On today’s date in 1970, Canada signed a treaty with 21 other countries to establish l’Agence de coopération culturelle et technique (ACCT, or “Agency for Cultural and Technical Co-operation” in English) at the Niamey Convention in Niger.
A precursor to today’s 84-member Organisation internationale de la Francophonie (IOF) – commonly known as La Francophonie – the group consists of French-speaking nations that promote French language and culture.
Today’s date is now celebrated worldwide as International Francophonie Day. In 2010, March 20 was declared UN French Language Day and celebrated in conjunction with International Francophonie Day. That year marked the 40th anniversary of the IOF’s founding.
During the 1987 Francophonie Conference in Quebec City, the group decided to celebrate every four years with a multi-event arts and sports competition known as the Jeux de la Francophonie (“Francophonie Games” in English).
CANADIAN FRANCOPHONIE STAMPS
In 1995, Canada Post issued a 45-cent stamp (Scott #1589) to mark the 25th anniversary of the founding of the ACCT.

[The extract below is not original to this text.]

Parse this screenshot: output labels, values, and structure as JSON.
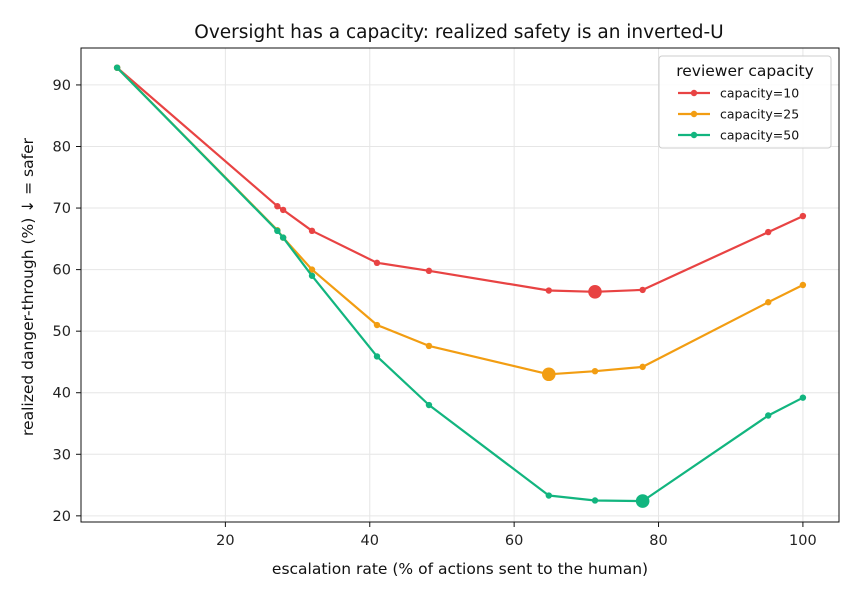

“La Francophonie has two meanings,” reads a press release issued by Canada Post in 1995. “The first is the association of peoples who speak or use the French language. Historically, this group of nations is not as close-knit as the Commonwealth, not having all been colonies of France, as are Commonwealth nations with Great Britain. In fact some are members of both organizations, like Canada and the small island nations of Mauritius and Vanuatu.”

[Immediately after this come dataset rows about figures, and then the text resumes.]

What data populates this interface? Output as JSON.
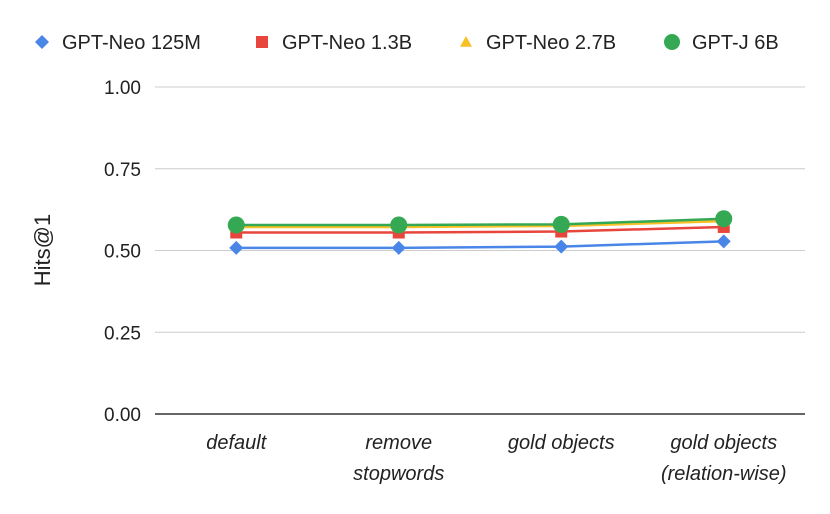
{
  "chart_data": {
    "type": "line",
    "title": "",
    "xlabel": "",
    "ylabel": "Hits@1",
    "ylim": [
      0,
      1
    ],
    "yticks": [
      "0.00",
      "0.25",
      "0.50",
      "0.75",
      "1.00"
    ],
    "ytick_values": [
      0,
      0.25,
      0.5,
      0.75,
      1.0
    ],
    "grid": true,
    "legend_position": "top",
    "categories": [
      [
        "default"
      ],
      [
        "remove",
        "stopwords"
      ],
      [
        "gold objects"
      ],
      [
        "gold objects",
        "(relation-wise)"
      ]
    ],
    "series": [
      {
        "name": "GPT-Neo 125M",
        "color": "#4a86e8",
        "marker": "diamond",
        "values": [
          0.508,
          0.508,
          0.512,
          0.528
        ]
      },
      {
        "name": "GPT-Neo 1.3B",
        "color": "#e8453c",
        "marker": "square",
        "values": [
          0.555,
          0.555,
          0.558,
          0.572
        ]
      },
      {
        "name": "GPT-Neo 2.7B",
        "color": "#f6c026",
        "marker": "triangle",
        "values": [
          0.572,
          0.572,
          0.575,
          0.59
        ]
      },
      {
        "name": "GPT-J 6B",
        "color": "#34a853",
        "marker": "circle",
        "values": [
          0.578,
          0.578,
          0.58,
          0.597
        ]
      }
    ]
  }
}
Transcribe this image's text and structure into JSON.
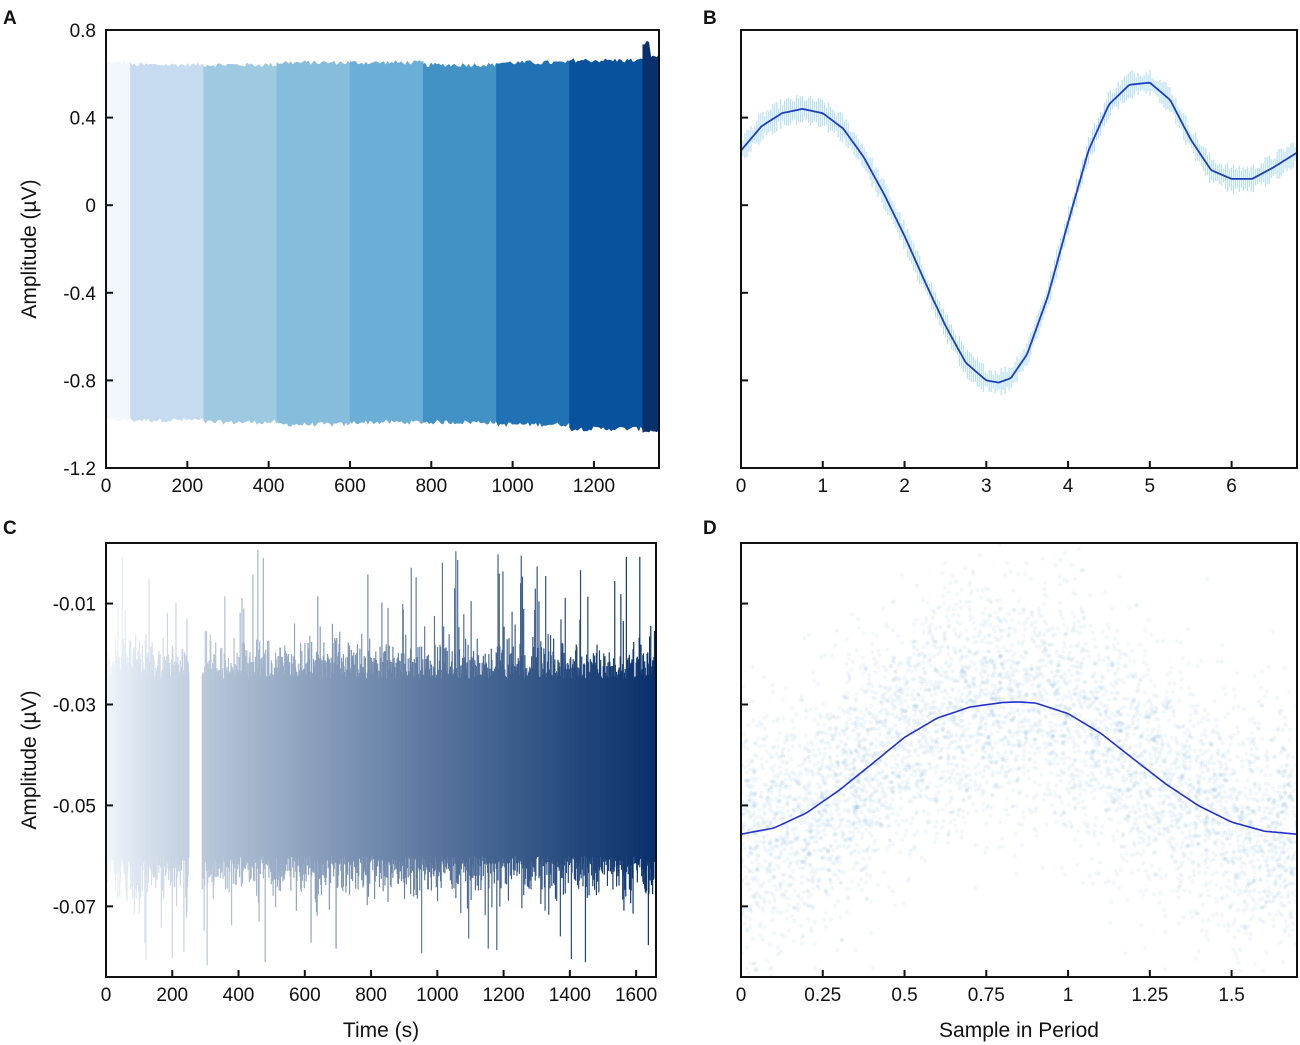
{
  "chart_data": [
    {
      "panel": "A",
      "type": "area",
      "xlabel": "",
      "ylabel": "Amplitude (µV)",
      "xlim": [
        0,
        1360
      ],
      "ylim": [
        -1.2,
        0.8
      ],
      "xticks": [
        0,
        200,
        400,
        600,
        800,
        1000,
        1200
      ],
      "yticks": [
        -1.2,
        -0.8,
        -0.4,
        0,
        0.4,
        0.8
      ],
      "ytick_labels": [
        "-1.2",
        "-0.8",
        "-0.4",
        "0",
        "0.4",
        "0.8"
      ],
      "segments": [
        {
          "x0": 0,
          "x1": 60,
          "top": 0.65,
          "bottom": -0.98,
          "color": "#f2f7fd"
        },
        {
          "x0": 60,
          "x1": 240,
          "top": 0.64,
          "bottom": -0.98,
          "color": "#c6dbef"
        },
        {
          "x0": 240,
          "x1": 420,
          "top": 0.64,
          "bottom": -0.99,
          "color": "#9ecae1"
        },
        {
          "x0": 420,
          "x1": 600,
          "top": 0.65,
          "bottom": -1.0,
          "color": "#86bcdc"
        },
        {
          "x0": 600,
          "x1": 780,
          "top": 0.65,
          "bottom": -0.99,
          "color": "#6baed6"
        },
        {
          "x0": 780,
          "x1": 960,
          "top": 0.64,
          "bottom": -0.99,
          "color": "#4292c6"
        },
        {
          "x0": 960,
          "x1": 1140,
          "top": 0.65,
          "bottom": -1.0,
          "color": "#2171b5"
        },
        {
          "x0": 1140,
          "x1": 1320,
          "top": 0.66,
          "bottom": -1.02,
          "color": "#08519c"
        },
        {
          "x0": 1320,
          "x1": 1360,
          "top": 0.68,
          "bottom": -1.03,
          "color": "#08306b"
        }
      ]
    },
    {
      "panel": "B",
      "type": "line",
      "xlabel": "",
      "ylabel": "",
      "xlim": [
        0,
        6.8
      ],
      "ylim": [
        -1.2,
        0.8
      ],
      "xticks": [
        0,
        1,
        2,
        3,
        4,
        5,
        6
      ],
      "yticks": [
        -1.2,
        -0.8,
        -0.4,
        0,
        0.4,
        0.8
      ],
      "series": [
        {
          "x": [
            0,
            0.25,
            0.5,
            0.75,
            1.0,
            1.25,
            1.5,
            1.75,
            2.0,
            2.25,
            2.5,
            2.75,
            3.0,
            3.15,
            3.3,
            3.5,
            3.75,
            4.0,
            4.25,
            4.5,
            4.75,
            5.0,
            5.25,
            5.5,
            5.75,
            6.0,
            6.25,
            6.5,
            6.8
          ],
          "y": [
            0.25,
            0.36,
            0.42,
            0.44,
            0.42,
            0.35,
            0.22,
            0.05,
            -0.14,
            -0.35,
            -0.55,
            -0.72,
            -0.8,
            -0.81,
            -0.79,
            -0.68,
            -0.42,
            -0.08,
            0.25,
            0.46,
            0.55,
            0.56,
            0.48,
            0.3,
            0.16,
            0.12,
            0.12,
            0.17,
            0.24
          ]
        }
      ],
      "line_color": "#1c3fbd",
      "band_color": "#7fc6e6",
      "band_halfwidth": 0.05
    },
    {
      "panel": "C",
      "type": "area",
      "xlabel": "Time (s)",
      "ylabel": "Amplitude (µV)",
      "xlim": [
        0,
        1660
      ],
      "ylim": [
        -0.084,
        0.002
      ],
      "xticks": [
        0,
        200,
        400,
        600,
        800,
        1000,
        1200,
        1400,
        1600
      ],
      "yticks": [
        -0.07,
        -0.05,
        -0.03,
        -0.01
      ],
      "ytick_labels": [
        "-0.07",
        "-0.05",
        "-0.03",
        "-0.01"
      ],
      "core_top": -0.025,
      "core_bottom": -0.06,
      "gap": [
        250,
        290
      ],
      "color_start": "#f0f6fc",
      "color_end": "#08306b"
    },
    {
      "panel": "D",
      "type": "scatter",
      "xlabel": "Sample in Period",
      "ylabel": "",
      "xlim": [
        0,
        1.7
      ],
      "ylim": [
        -0.084,
        0.002
      ],
      "xticks": [
        0,
        0.25,
        0.5,
        0.75,
        1,
        1.25,
        1.5
      ],
      "xtick_labels": [
        "0",
        "0.25",
        "0.5",
        "0.75",
        "1",
        "1.25",
        "1.5"
      ],
      "yticks": [
        -0.07,
        -0.05,
        -0.03,
        -0.01
      ],
      "series": [
        {
          "x": [
            0,
            0.1,
            0.2,
            0.3,
            0.4,
            0.5,
            0.6,
            0.7,
            0.8,
            0.85,
            0.9,
            1.0,
            1.1,
            1.2,
            1.3,
            1.4,
            1.5,
            1.6,
            1.7
          ],
          "y": [
            -0.0557,
            -0.0545,
            -0.0515,
            -0.047,
            -0.0418,
            -0.0365,
            -0.0327,
            -0.0305,
            -0.0296,
            -0.0295,
            -0.0297,
            -0.0318,
            -0.0357,
            -0.0408,
            -0.0458,
            -0.0501,
            -0.0533,
            -0.0551,
            -0.0557
          ]
        }
      ],
      "line_color": "#2233cc",
      "cloud_color": "#3a8fc2",
      "cloud_spread": 0.012
    }
  ]
}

“La Francophonie also refers to a collective of groups and associations, both private and governmental, engaged in activities of mutual interest and seeking to maintain a co-operative dialogue within which the French language is instrumental.”
The ACCT’s main goal was to strengthen solidarity between nations through the use of the French language. Among its 21 original ministerial delegates, the ACCT included Canadian representation from Quebec, Ontario, New Brunswick and Manitoba. Its first secretary-general was Quebec journalist Jean-Marc Léger.
In 2001, Canada Post featured the Fourth Francophonie Games on a se-tenant pair of 47-cent multi-coloured stamps (SC #1894, 1895) printed by the Canadian Bank Note Company on Tullis Russell Coatings coated paper. Designed by Clermont Malenfant, of Montreal, the stamp uses two illustrations based on actual photographs to reflect the Games’ components: sports and culture. The male high-jumper and the female dancer represent the individual efforts needed to achieve excellence while also stressing the differences in skills and talent needed to do so.
In 2008, Canada Post featured the 13th Francophonie Games on a 52-cent commemorative stamp (SC #2290) depicting Quebec City alongside the names of the countries participating in the summit.